Триродов слегка склонил голову, словно смутился, и сказал спокойно:
– Мы видим два течения, равно могучие. Странно думать, что одно из них победит. Это невозможно. Нельзя уничтожить половину всей исторической энергии.
– Однако, – сказал Петр, – если не победит ни Христос, ни Будда, что же нас ждет? Или прав этот дурак Гюйо, который говорит о безверии будущих поколений?
– Будет синтез, – возразил Триродов. – Вы его примете за дьявола.
– Это противуестественное смешение хуже сорока дьяволов! – воскликнул Петр.
Скоро гости уехали.
Кирша пришел без зова, смущенный и встревоженный чем-то неопределенно. Он молчал, – и черные глаза его горели тоскою и страхом. Подошел к окну, смотрел, – и, казалось, ждал чего-то. Казалось, что он видит далекое. Темные, широко раскрытые глаза словно были испуганы странным, далеким видением. Так смотрят, галлюцинируя.
Кирша обернулся к отцу и тихо сказал, странно бледнея:
– Отец, к тебе гость приехал, очень издалека. Как странно, что он в простом экипаже и в обыкновенной одежде! Зачем же он сюда приехал?
Слышен был скрип песчинок на дворе под шинами въехавшей во двор коляски. Кирша смотрел мрачно. Непонятно, что было в его душе, – упрек? удивление? ужас?

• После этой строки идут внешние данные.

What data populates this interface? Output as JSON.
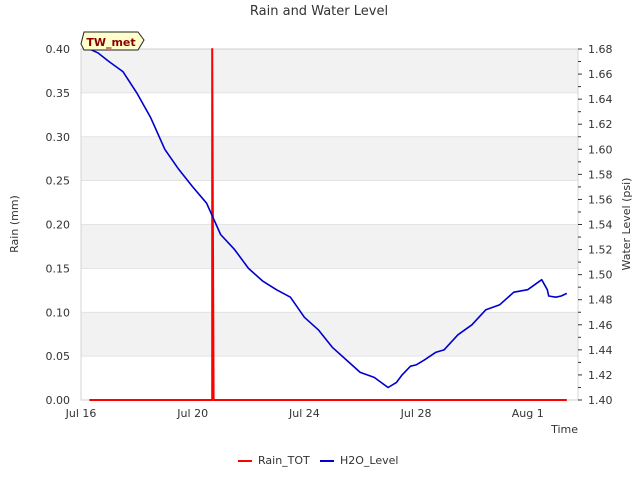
{
  "chart_data": {
    "type": "line",
    "title": "Rain and Water Level",
    "site_label": "TW_met",
    "xlabel": "Time",
    "ylabel_left": "Rain (mm)",
    "ylabel_right": "Water Level (psi)",
    "x_range_days": [
      16.0,
      33.8
    ],
    "x_ticks": [
      {
        "day": 16,
        "label": "Jul 16"
      },
      {
        "day": 20,
        "label": "Jul 20"
      },
      {
        "day": 24,
        "label": "Jul 24"
      },
      {
        "day": 28,
        "label": "Jul 28"
      },
      {
        "day": 32,
        "label": "Aug 1"
      }
    ],
    "y_left": {
      "range": [
        0,
        0.4
      ],
      "ticks": [
        "0.00",
        "0.05",
        "0.10",
        "0.15",
        "0.20",
        "0.25",
        "0.30",
        "0.35",
        "0.40"
      ]
    },
    "y_right": {
      "range": [
        1.4,
        1.68
      ],
      "ticks": [
        "1.40",
        "1.42",
        "1.44",
        "1.46",
        "1.48",
        "1.50",
        "1.52",
        "1.54",
        "1.56",
        "1.58",
        "1.60",
        "1.62",
        "1.64",
        "1.66",
        "1.68"
      ]
    },
    "series": [
      {
        "name": "Rain_TOT",
        "color": "#ff0000",
        "axis": "left",
        "x": [
          16.3,
          20.65,
          20.7,
          20.7,
          20.75,
          33.4
        ],
        "values": [
          0,
          0,
          0,
          0.4,
          0,
          0
        ]
      },
      {
        "name": "H2O_Level",
        "color": "#0000cc",
        "axis": "right",
        "x": [
          16.3,
          16.6,
          17.0,
          17.5,
          18.0,
          18.5,
          19.0,
          19.5,
          20.0,
          20.5,
          21.0,
          21.5,
          22.0,
          22.5,
          23.0,
          23.5,
          24.0,
          24.5,
          25.0,
          25.5,
          26.0,
          26.5,
          27.0,
          27.3,
          27.5,
          27.8,
          28.0,
          28.3,
          28.7,
          29.0,
          29.5,
          30.0,
          30.5,
          31.0,
          31.5,
          32.0,
          32.5,
          32.7,
          32.75,
          33.0,
          33.2,
          33.4
        ],
        "values": [
          1.68,
          1.677,
          1.67,
          1.662,
          1.645,
          1.625,
          1.6,
          1.584,
          1.57,
          1.557,
          1.532,
          1.52,
          1.505,
          1.495,
          1.488,
          1.482,
          1.466,
          1.456,
          1.442,
          1.432,
          1.422,
          1.418,
          1.41,
          1.414,
          1.42,
          1.427,
          1.428,
          1.432,
          1.438,
          1.44,
          1.452,
          1.46,
          1.472,
          1.476,
          1.486,
          1.488,
          1.496,
          1.488,
          1.483,
          1.482,
          1.483,
          1.485
        ]
      }
    ],
    "legend_placement": "bottom-center",
    "grid": true
  }
}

Триродов подошел к окну. Из коляски выходил человек лет сорока, с очень спокойными, уверенными манерами. Триродов с первого же взгляда узнал гостя, хотя раньше никогда не встречался с ним в обществе. Знал его хорошо, но только по его портретам, по его сочинениям, по рассказам его почитателей и по статьям о нем. В юности завязались было кое-какие отношения через знакомых, но скоро порвались. Даже не удалось повидаться.
Триродову почему-то вдруг стало как-то неопределенно весело и жутко. Он думал:
«Зачем он ко мне приехал? Что ему от меня надо? И как он мог вспомнить обо мне? Так разошлись наши дороги, так мы стали чужды один другому».

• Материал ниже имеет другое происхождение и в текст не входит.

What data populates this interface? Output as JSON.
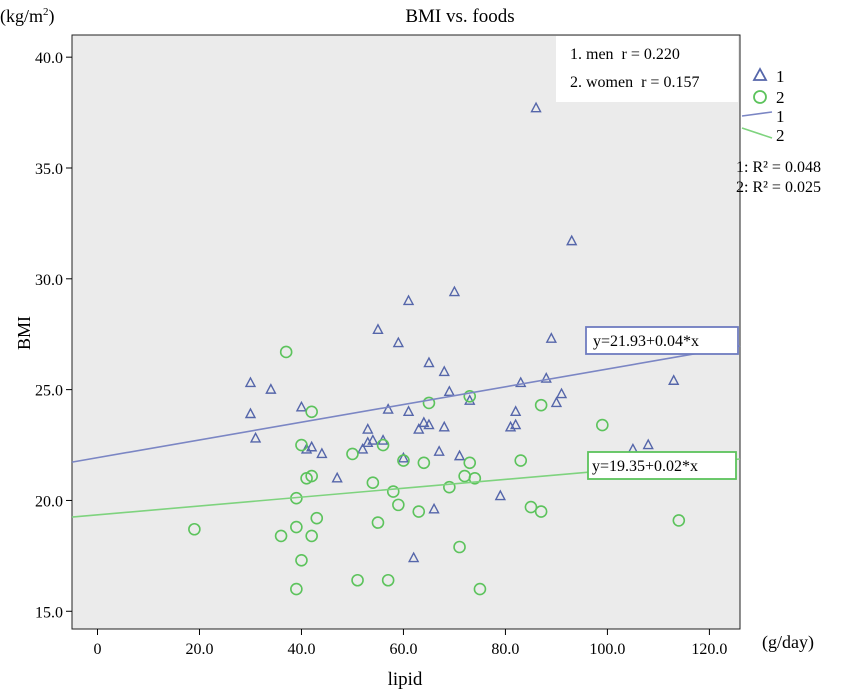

И было волнующее любопытство:
«Увижу и услышу его в первый раз».
И бунтующий протест:
«Слова его ложь! Проповедь его – бред отчаяния! Не было чуда, и нет, и не будет!»
Кирша, очень взволнованный, быстро убежал. Жуткое, чуткое ощущение одиночества охватило Триродова липкою сетью, опутало ноги, серым заткало взоры.

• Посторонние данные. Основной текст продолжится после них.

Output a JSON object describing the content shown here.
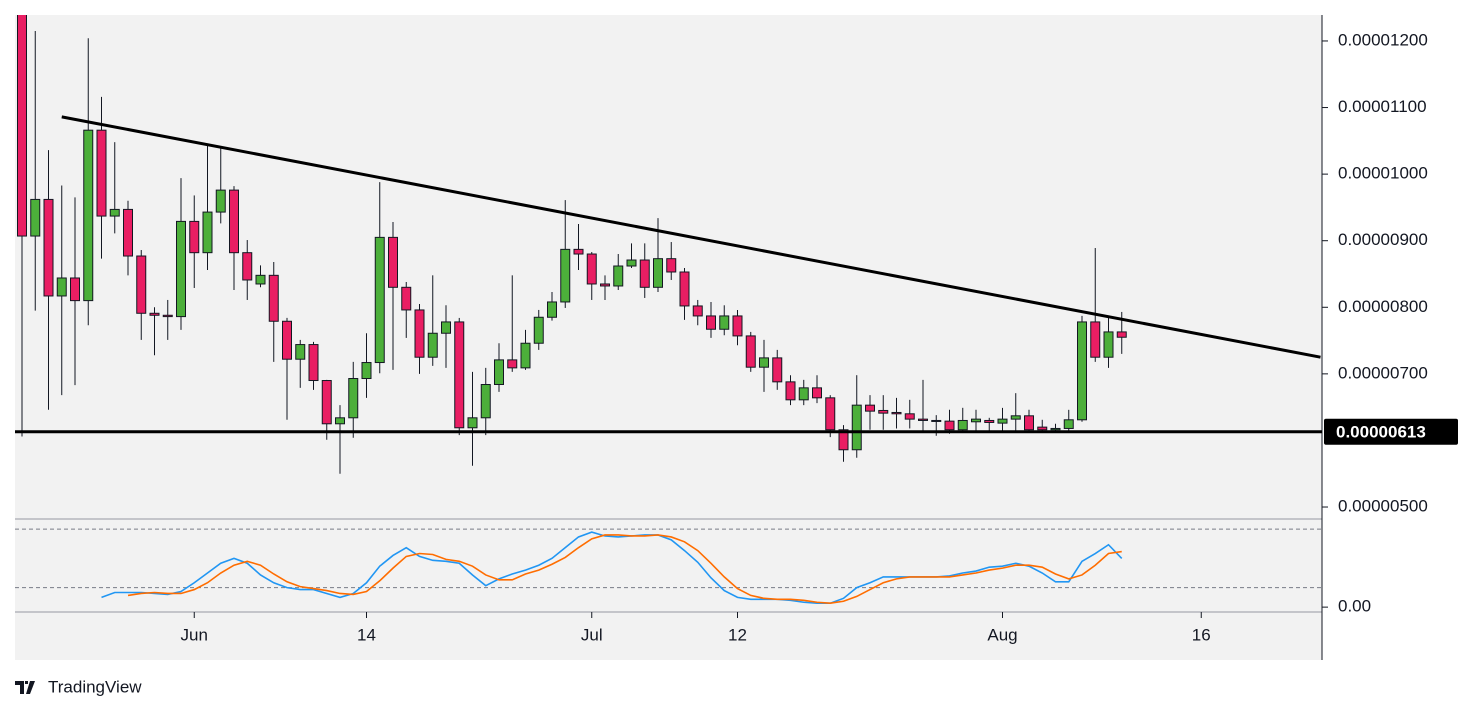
{
  "chart_data": {
    "type": "candlestick",
    "x": [
      "May 19",
      "May 20",
      "May 21",
      "May 22",
      "May 23",
      "May 24",
      "May 25",
      "May 26",
      "May 27",
      "May 28",
      "May 29",
      "May 30",
      "May 31",
      "Jun 1",
      "Jun 2",
      "Jun 3",
      "Jun 4",
      "Jun 5",
      "Jun 6",
      "Jun 7",
      "Jun 8",
      "Jun 9",
      "Jun 10",
      "Jun 11",
      "Jun 12",
      "Jun 13",
      "Jun 14",
      "Jun 15",
      "Jun 16",
      "Jun 17",
      "Jun 18",
      "Jun 19",
      "Jun 20",
      "Jun 21",
      "Jun 22",
      "Jun 23",
      "Jun 24",
      "Jun 25",
      "Jun 26",
      "Jun 27",
      "Jun 28",
      "Jun 29",
      "Jun 30",
      "Jul 1",
      "Jul 2",
      "Jul 3",
      "Jul 4",
      "Jul 5",
      "Jul 6",
      "Jul 7",
      "Jul 8",
      "Jul 9",
      "Jul 10",
      "Jul 11",
      "Jul 12",
      "Jul 13",
      "Jul 14",
      "Jul 15",
      "Jul 16",
      "Jul 17",
      "Jul 18",
      "Jul 19",
      "Jul 20",
      "Jul 21",
      "Jul 22",
      "Jul 23",
      "Jul 24",
      "Jul 25",
      "Jul 26",
      "Jul 27",
      "Jul 28",
      "Jul 29",
      "Jul 30",
      "Jul 31",
      "Aug 1",
      "Aug 2",
      "Aug 3",
      "Aug 4",
      "Aug 5",
      "Aug 6",
      "Aug 7",
      "Aug 8",
      "Aug 9",
      "Aug 10"
    ],
    "open": [
      1.24e-05,
      9.07e-06,
      9.62e-06,
      8.17e-06,
      8.44e-06,
      8.1e-06,
      1.066e-05,
      9.37e-06,
      9.47e-06,
      8.77e-06,
      7.91e-06,
      7.88e-06,
      7.86e-06,
      9.29e-06,
      8.82e-06,
      9.43e-06,
      9.76e-06,
      8.82e-06,
      8.35e-06,
      8.48e-06,
      7.79e-06,
      7.22e-06,
      7.44e-06,
      6.9e-06,
      6.25e-06,
      6.34e-06,
      6.93e-06,
      7.17e-06,
      9.05e-06,
      8.3e-06,
      7.96e-06,
      7.25e-06,
      7.61e-06,
      7.78e-06,
      6.19e-06,
      6.34e-06,
      6.84e-06,
      7.21e-06,
      7.09e-06,
      7.46e-06,
      7.85e-06,
      8.08e-06,
      8.87e-06,
      8.8e-06,
      8.35e-06,
      8.32e-06,
      8.62e-06,
      8.71e-06,
      8.3e-06,
      8.73e-06,
      8.53e-06,
      8.02e-06,
      7.87e-06,
      7.67e-06,
      7.87e-06,
      7.57e-06,
      7.1e-06,
      7.24e-06,
      6.88e-06,
      6.61e-06,
      6.79e-06,
      6.64e-06,
      6.16e-06,
      5.86e-06,
      6.53e-06,
      6.45e-06,
      6.42e-06,
      6.4e-06,
      6.32e-06,
      6.3e-06,
      6.29e-06,
      6.16e-06,
      6.28e-06,
      6.3e-06,
      6.26e-06,
      6.32e-06,
      6.37e-06,
      6.2e-06,
      6.16e-06,
      6.18e-06,
      6.31e-06,
      7.78e-06,
      7.25e-06,
      7.63e-06
    ],
    "high": [
      1.245e-05,
      1.215e-05,
      1.036e-05,
      9.83e-06,
      9.65e-06,
      1.204e-05,
      1.116e-05,
      1.048e-05,
      9.6e-06,
      8.86e-06,
      8e-06,
      8.11e-06,
      9.94e-06,
      9.68e-06,
      1.046e-05,
      1.039e-05,
      9.82e-06,
      9.01e-06,
      8.63e-06,
      8.68e-06,
      7.84e-06,
      7.51e-06,
      7.48e-06,
      6.91e-06,
      6.53e-06,
      7.18e-06,
      7.61e-06,
      9.88e-06,
      9.28e-06,
      8.38e-06,
      8.05e-06,
      8.48e-06,
      8.03e-06,
      7.84e-06,
      7.03e-06,
      7.09e-06,
      7.46e-06,
      8.48e-06,
      7.66e-06,
      7.96e-06,
      8.23e-06,
      9.61e-06,
      9.25e-06,
      8.83e-06,
      8.48e-06,
      8.8e-06,
      8.96e-06,
      8.96e-06,
      9.34e-06,
      8.98e-06,
      8.59e-06,
      8.11e-06,
      8.08e-06,
      8.03e-06,
      7.96e-06,
      7.63e-06,
      7.51e-06,
      7.36e-06,
      6.98e-06,
      6.91e-06,
      6.98e-06,
      6.68e-06,
      6.23e-06,
      6.98e-06,
      6.68e-06,
      6.68e-06,
      6.64e-06,
      6.61e-06,
      6.91e-06,
      6.38e-06,
      6.46e-06,
      6.49e-06,
      6.46e-06,
      6.34e-06,
      6.49e-06,
      6.71e-06,
      6.46e-06,
      6.31e-06,
      6.25e-06,
      6.46e-06,
      7.87e-06,
      8.89e-06,
      7.84e-06,
      7.93e-06
    ],
    "low": [
      6.06e-06,
      7.95e-06,
      6.46e-06,
      6.68e-06,
      6.83e-06,
      7.73e-06,
      8.73e-06,
      9.11e-06,
      8.48e-06,
      7.51e-06,
      7.28e-06,
      7.51e-06,
      7.66e-06,
      8.29e-06,
      8.56e-06,
      9.26e-06,
      8.26e-06,
      8.11e-06,
      8.3e-06,
      7.18e-06,
      6.31e-06,
      6.79e-06,
      6.76e-06,
      6.01e-06,
      5.5e-06,
      6.04e-06,
      6.64e-06,
      7.01e-06,
      7.06e-06,
      7.54e-06,
      7e-06,
      7.12e-06,
      7.09e-06,
      6.08e-06,
      5.62e-06,
      6.08e-06,
      6.73e-06,
      7.03e-06,
      7.06e-06,
      7.36e-06,
      7.8e-06,
      7.99e-06,
      8.56e-06,
      8.11e-06,
      8.11e-06,
      8.26e-06,
      8.59e-06,
      8.14e-06,
      8.23e-06,
      8.41e-06,
      7.81e-06,
      7.73e-06,
      7.54e-06,
      7.58e-06,
      7.43e-06,
      7.03e-06,
      6.73e-06,
      6.76e-06,
      6.53e-06,
      6.53e-06,
      6.56e-06,
      6.05e-06,
      5.68e-06,
      5.74e-06,
      6.16e-06,
      6.16e-06,
      6.18e-06,
      6.18e-06,
      6.13e-06,
      6.07e-06,
      6.1e-06,
      6.12e-06,
      6.14e-06,
      6.14e-06,
      6.14e-06,
      6.14e-06,
      6.12e-06,
      6.12e-06,
      6.12e-06,
      6.12e-06,
      6.28e-06,
      7.18e-06,
      7.09e-06,
      7.3e-06
    ],
    "close": [
      9.07e-06,
      9.62e-06,
      8.17e-06,
      8.44e-06,
      8.1e-06,
      1.066e-05,
      9.37e-06,
      9.47e-06,
      8.77e-06,
      7.91e-06,
      7.88e-06,
      7.86e-06,
      9.29e-06,
      8.82e-06,
      9.43e-06,
      9.76e-06,
      8.82e-06,
      8.41e-06,
      8.48e-06,
      7.79e-06,
      7.22e-06,
      7.44e-06,
      6.9e-06,
      6.25e-06,
      6.34e-06,
      6.93e-06,
      7.17e-06,
      9.05e-06,
      8.3e-06,
      7.96e-06,
      7.25e-06,
      7.61e-06,
      7.78e-06,
      6.19e-06,
      6.34e-06,
      6.84e-06,
      7.21e-06,
      7.09e-06,
      7.46e-06,
      7.85e-06,
      8.08e-06,
      8.87e-06,
      8.8e-06,
      8.35e-06,
      8.32e-06,
      8.62e-06,
      8.71e-06,
      8.3e-06,
      8.73e-06,
      8.53e-06,
      8.02e-06,
      7.87e-06,
      7.67e-06,
      7.87e-06,
      7.57e-06,
      7.1e-06,
      7.24e-06,
      6.88e-06,
      6.61e-06,
      6.79e-06,
      6.64e-06,
      6.16e-06,
      5.86e-06,
      6.53e-06,
      6.44e-06,
      6.41e-06,
      6.4e-06,
      6.32e-06,
      6.3e-06,
      6.29e-06,
      6.16e-06,
      6.3e-06,
      6.32e-06,
      6.27e-06,
      6.32e-06,
      6.37e-06,
      6.16e-06,
      6.16e-06,
      6.18e-06,
      6.31e-06,
      7.78e-06,
      7.25e-06,
      7.63e-06,
      7.55e-06
    ],
    "up_color": "#4caf3a",
    "down_color": "#e91e63",
    "ylim": [
      4.82e-06,
      1.239e-05
    ],
    "yticks": [
      {
        "value": 5e-06,
        "label": "0.00000500"
      },
      {
        "value": 7e-06,
        "label": "0.00000700"
      },
      {
        "value": 8e-06,
        "label": "0.00000800"
      },
      {
        "value": 9e-06,
        "label": "0.00000900"
      },
      {
        "value": 1e-05,
        "label": "0.00001000"
      },
      {
        "value": 1.1e-05,
        "label": "0.00001100"
      },
      {
        "value": 1.2e-05,
        "label": "0.00001200"
      }
    ],
    "xticks": [
      {
        "value": "Jun 1",
        "label": "Jun"
      },
      {
        "value": "Jun 14",
        "label": "14"
      },
      {
        "value": "Jul 1",
        "label": "Jul"
      },
      {
        "value": "Jul 12",
        "label": "12"
      },
      {
        "value": "Aug 1",
        "label": "Aug"
      },
      {
        "value": "Aug 16",
        "label": "16"
      }
    ],
    "trendline": {
      "start": {
        "x": "May 22",
        "y": 1.086e-05
      },
      "end": {
        "x": "Aug 25",
        "y": 7.25e-06
      }
    },
    "support": {
      "value": 6.13e-06,
      "label": "0.00000613"
    },
    "indicator": {
      "type": "line",
      "ylim": [
        -5,
        90.4
      ],
      "yticks": [
        {
          "value": 0,
          "label": "0.00"
        }
      ],
      "levels": [
        20,
        80
      ],
      "series": [
        {
          "color": "#2196f3",
          "values": [
            null,
            null,
            null,
            null,
            null,
            null,
            10,
            15,
            15,
            15,
            14,
            13,
            16,
            25,
            35,
            45,
            50,
            45,
            33,
            25,
            20,
            18,
            18,
            14,
            10,
            14,
            25,
            42,
            53,
            61,
            52,
            48,
            47,
            45,
            33,
            22,
            29,
            34,
            38,
            43,
            50,
            61,
            72,
            77,
            73,
            72,
            73,
            74,
            74,
            69,
            58,
            46,
            30,
            17,
            10,
            8,
            8,
            8,
            7,
            5,
            4,
            4,
            9,
            20,
            25,
            31,
            31,
            31,
            31,
            31,
            32,
            35,
            37,
            41,
            42,
            45,
            42,
            35,
            26,
            26,
            47,
            55,
            64,
            50
          ]
        },
        {
          "color": "#ff6d00",
          "values": [
            null,
            null,
            null,
            null,
            null,
            null,
            null,
            null,
            12,
            14,
            15,
            14,
            14,
            18,
            25,
            35,
            43,
            47,
            43,
            34,
            26,
            21,
            19,
            17,
            14,
            13,
            16,
            27,
            40,
            52,
            55,
            54,
            49,
            47,
            42,
            33,
            28,
            28,
            34,
            38,
            44,
            51,
            61,
            70,
            74,
            74,
            73,
            73,
            74,
            72,
            67,
            58,
            45,
            31,
            19,
            12,
            9,
            8,
            8,
            7,
            5,
            4,
            6,
            11,
            18,
            25,
            29,
            31,
            31,
            31,
            31,
            33,
            35,
            38,
            40,
            43,
            43,
            41,
            34,
            29,
            33,
            43,
            55,
            57
          ]
        }
      ]
    }
  },
  "branding": "TradingView"
}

Вошел тихий мальчик и, улыбаясь, подал карточку – большой кусок картона и на нем, под княжескою короною, литогравированная надпись:
ЭММАНУИЛ ОСИПОВИЧ
ДАВИДОВ
Голосом, темным и глубоким от подавленного волнения, Триродов сказал мальчику:
– Проси.
Досадливый настойчиво повторялся в уме вопрос, – безответный:
«Зачем, зачем пришел? Что ему от меня надо?»
Жадно-любопытным взором глядел он, не отрываясь, на двор. Отчетливые, неторопливые слышал шаги, все ближе, – как будто судьба идет.
Открылась дверь. Вошел гость, князь Эммануил Осипович Давидов, знаменитый писатель, мечтательный проповедник, человек знатного рода и демократических воззрений, любимый многими, обладающий тайною удивительного обаяния, влекущего к нему сердца.
Лицо очень смуглое, явственно нерусского типа. Скорбная черта слегка опущенных в углах губ. Короткая, остро-обрезанная, рыжеватая бородка. Волосы рыжевато-золотящиеся, слегка волнистые, остриженные довольно коротко. Это удивило Триродова: на портретах он видел князя Давидова с длинными, как у Надсона, волосами. Глаза черные, пламенные и глубокие. Глубоко затаенное в глазах выражение великой усталости и страдания, которое невнимательный наблюдатель принял бы за выражение утомленного спокойствия и безразличия. Все лицо и все манеры гостя выдавали его привычку говорить в большом обществе, даже в толпе.